(2010-01-12) Though insisting they still have the ability to “put uniforms where we need them”, MSP recently acknowledged that fewer troopers than yesteryear perform public safety services. This continues a trend. Eight years ago a gun control law called ballistic fingerprinting resulted in MSP rolling fewer troopers on the highways, since cash was diverted to hire lab technicians on a system that has yet to function right. Today even more social experiments divert strength from core police operations. Leadership wants the federal grant money that comes with running trendy task forces, and what officer wouldn’t rather cash his pay check for serving back at the office (and get a gold star in the jacket for promotion) instead of driving a beat at 3AM? Bad guys you chase on paper are nowhere near as dangerous as bad guys you chase down in a tough neighborhood. Leadership today creates incentives for the wrong behavior.

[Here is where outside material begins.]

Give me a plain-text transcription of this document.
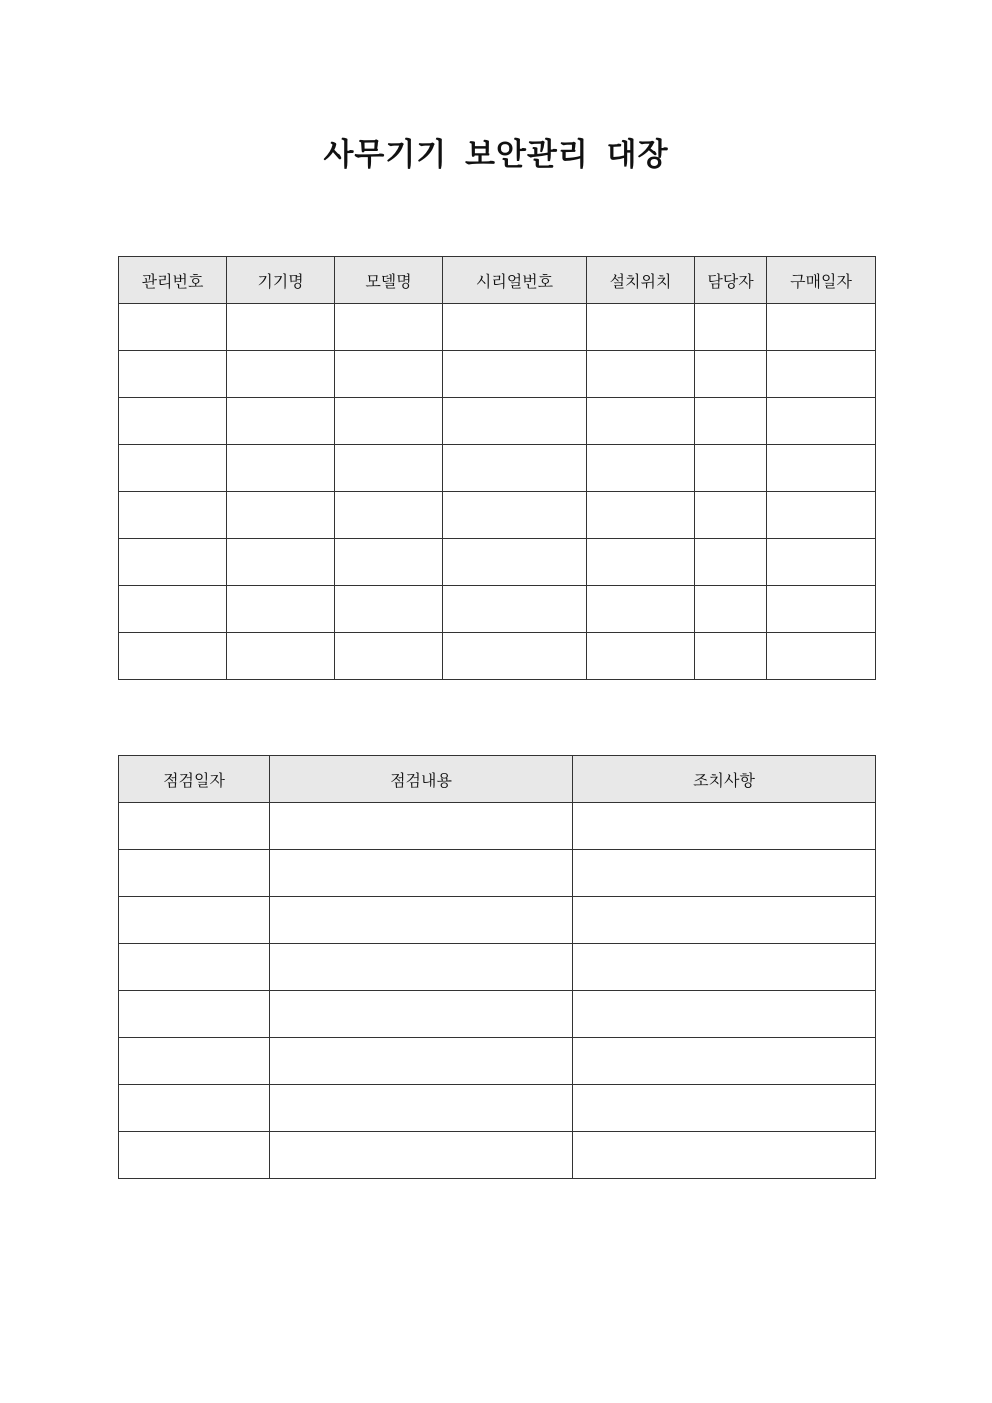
사무기기 보안관리 대장
관리번호	기기명	모델명	시리얼번호	설치위치	담당자	구매일자

점검일자	점검내용	조치사항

Seven years ago, as MSP ramped up its lab operations – and reduced public services – John Mohammed killed ten people in what has been called the ‘beltway sniper attacks.’ (He was a terrorist – not a sniper.) But people were also terrorized by the midnight knock on the door from police in full black velcro mode, who shined lights in their faces and demanded “where is your AR-15?” Like a scene out of Red Dawn, police harvested data from shops and ranges, compiled databases, and tracked gun owners, not leads. One and possibly two victims died after the real killers tried to make contact with police, yet couldn’t get attention because officials fixated on guns, veterans and white vans.

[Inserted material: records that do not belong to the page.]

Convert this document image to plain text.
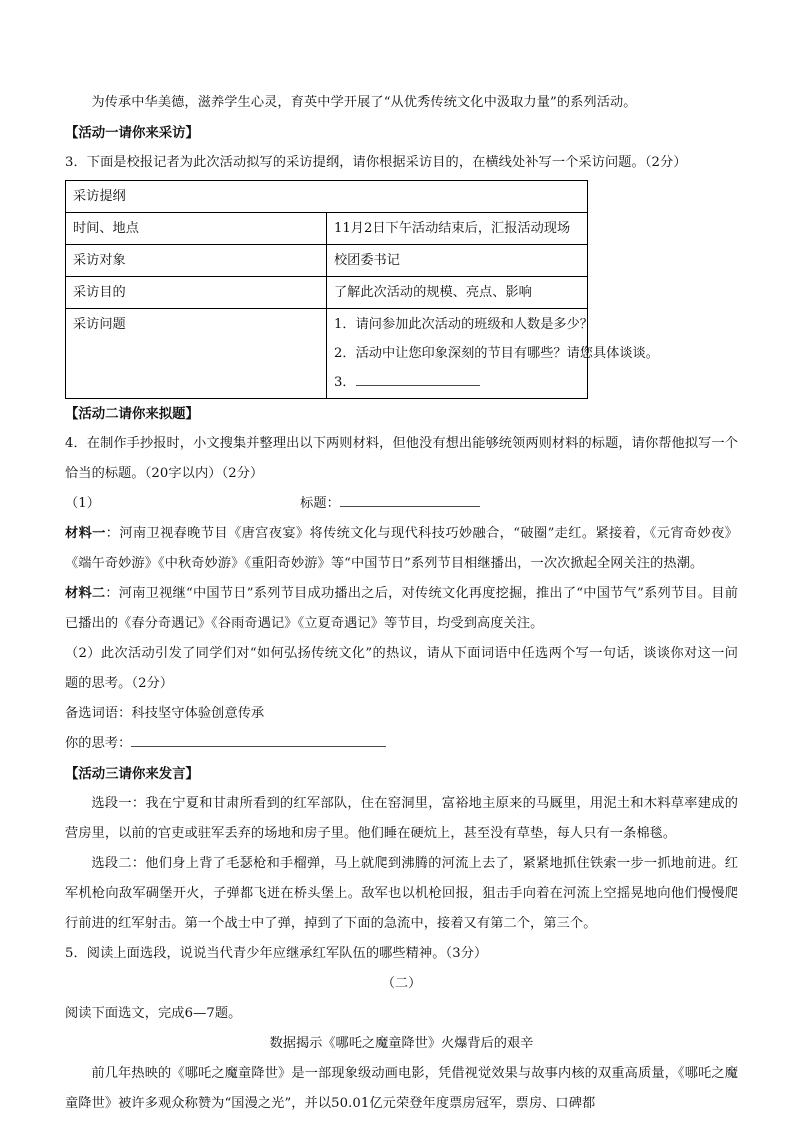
为传承中华美德，滋养学生心灵，育英中学开展了“从优秀传统文化中汲取力量”的系列活动。

【活动一请你来采访】

3．下面是校报记者为此次活动拟写的采访提纲，请你根据采访目的，在横线处补写一个采访问题。（2分）

采访提纲	
时间、地点	11月2日下午活动结束后，汇报活动现场
采访对象	校团委书记
采访目的	了解此次活动的规模、亮点、影响
采访问题	1．请问参加此次活动的班级和人数是多少？
2．活动中让您印象深刻的节目有哪些？请您具体谈谈。
3．

【活动二请你来拟题】

4．在制作手抄报时，小文搜集并整理出以下两则材料，但他没有想出能够统领两则材料的标题，请你帮他拟写一个恰当的标题。（20字以内）（2分）

（1）	标题：

材料一：河南卫视春晚节目《唐宫夜宴》将传统文化与现代科技巧妙融合，“破圈”走红。紧接着，《元宵奇妙夜》《端午奇妙游》《中秋奇妙游》《重阳奇妙游》等“中国节日”系列节目相继播出，一次次掀起全网关注的热潮。

材料二：河南卫视继“中国节日”系列节目成功播出之后，对传统文化再度挖掘，推出了“中国节气”系列节目。目前已播出的《春分奇遇记》《谷雨奇遇记》《立夏奇遇记》等节目，均受到高度关注。

（2）此次活动引发了同学们对“如何弘扬传统文化”的热议，请从下面词语中任选两个写一句话，谈谈你对这一问题的思考。（2分）

备选词语：科技坚守体验创意传承

你的思考：

【活动三请你来发言】

选段一：我在宁夏和甘肃所看到的红军部队，住在窑洞里，富裕地主原来的马厩里，用泥土和木料草率建成的营房里，以前的官吏或驻军丢弃的场地和房子里。他们睡在硬炕上，甚至没有草垫，每人只有一条棉毯。

选段二：他们身上背了毛瑟枪和手榴弹，马上就爬到沸腾的河流上去了，紧紧地抓住铁索一步一抓地前进。红军机枪向敌军碉堡开火，子弹都飞迸在桥头堡上。敌军也以机枪回报，狙击手向着在河流上空摇晃地向他们慢慢爬行前进的红军射击。第一个战士中了弹，掉到了下面的急流中，接着又有第二个，第三个。

5．阅读上面选段，说说当代青少年应继承红军队伍的哪些精神。（3分）

（二）

阅读下面选文，完成6—7题。

数据揭示《哪吒之魔童降世》火爆背后的艰辛

前几年热映的《哪吒之魔童降世》是一部现象级动画电影，凭借视觉效果与故事内核的双重高质量，《哪吒之魔童降世》被许多观众称赞为“国漫之光”，并以50.01亿元荣登年度票房冠军，票房、口碑都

Mohammed was just executed in Virginia, but the legacy of intimidation from that era lives on. Using gun records seized years ago (and expanded since then) Montgomery County’s “sniper task force” has spent more money and persecuted more people over gun ownership since the real terrorists were caught than during the shooting spree. And all the while fewer cops each day head out to wage the real battle for public safety. Again … this is the trend.
Which brings us back to ballistic fingerprinting. Even without the high-tech angle, we see reports of judges looking skeptically at testimony involving “toolmarks” (the correct legal description of analysis of this type) used in study of bullets, shell casings and firearms associated with crime scenes. Imagine the credibility issues to overcome some day should Maryland’s system finally suggest a real lead between crime scene evidence and some firearm purchase. It would probably not be accepted in court, and at that point, further evidence obtained on the back of an affidavit claiming a shell case match would be excluded as fruit of the poison tree. That is worse than useless.

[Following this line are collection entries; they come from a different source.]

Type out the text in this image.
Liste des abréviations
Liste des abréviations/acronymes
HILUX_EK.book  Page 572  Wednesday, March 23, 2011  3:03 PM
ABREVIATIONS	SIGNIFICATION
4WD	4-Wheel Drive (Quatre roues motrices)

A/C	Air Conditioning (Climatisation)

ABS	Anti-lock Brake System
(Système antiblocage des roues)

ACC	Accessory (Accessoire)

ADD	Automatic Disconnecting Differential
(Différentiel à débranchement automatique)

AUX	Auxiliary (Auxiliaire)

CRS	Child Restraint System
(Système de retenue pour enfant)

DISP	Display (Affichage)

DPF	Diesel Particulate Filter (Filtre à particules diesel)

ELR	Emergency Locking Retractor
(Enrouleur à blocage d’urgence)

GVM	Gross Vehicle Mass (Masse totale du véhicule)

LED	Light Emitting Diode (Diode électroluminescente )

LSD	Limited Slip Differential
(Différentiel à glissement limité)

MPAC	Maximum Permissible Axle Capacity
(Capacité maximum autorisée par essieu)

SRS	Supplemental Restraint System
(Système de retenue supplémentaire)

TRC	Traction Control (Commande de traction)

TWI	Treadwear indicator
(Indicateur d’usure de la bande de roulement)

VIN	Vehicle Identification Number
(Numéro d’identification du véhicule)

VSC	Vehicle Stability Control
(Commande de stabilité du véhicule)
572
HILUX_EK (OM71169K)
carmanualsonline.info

Watch closely in the coming legislative session. The real extremists will be the officials who champion creation of more task forces, and defend retention of ballistic fingerprinting restrictions. Anyone willing to spend our taxes on a failed system just to deny a few gun purchases, in an era of rising crime and reduced revenue, really is hard core.
The legislative session will kick off in a few short weeks, the last session of this four year term. It should be a zesty one! The state budget is in the dumpers, and while it would be austere in any case because of the national economy, it is far worse, indirectly, because of gun control. Yes, gun control. In the late 1990’s, Gov. Parris Glendening spent lavishly on creation of new entitlements, and the fiscal impact of those commitments is mounting. Why so much? Payola for special interests was one of the many prices he paid to in order to buy the votes needed for change in social policy. In effect he wrote a check against this year’s tax money in order to enact gun control a decade ago.
Understanding that dynamic is key to our defenses in the coming session. In the last decade, we have made clear it is very expensive to enact gun control. Bad officials in swing districts pay with their seats. We know there is always a price at which it is worth it to leadership to enact something anyway, so our mission is to ensure that when they do a cost-benefit analysis, the political cost they will pay to enact gun control will far outweigh any benefit they get by making a craven deal with special interests and cronies. This year gun grabbers will have few resources to play with in the first place, so our mission is to ensure that the price tag on a vote against freedom is prohibitively greater than what they have available to spend. (And yes, we must show everyone that the value of working with us is great too!)
Only your energy in organizing the faithful among our voting base, together with your donations to the PAC, let us condition the battlefield in this way. A strong war chest now telegraphs that we stand ready to defend friends and defeat foes. We can weather this session – as long as we make clear that it will never be cheap to infringe liberty.
Pre-filed gun bills are already in the hopper, ranging from penalty increases for gun misuse (that will only further vilify guns in the public eye) to unrealistic pro-gun measures from legislators who only want to posture so they can send you fund-raising letters later. There are plenty of technical measures in between. The battle is joined.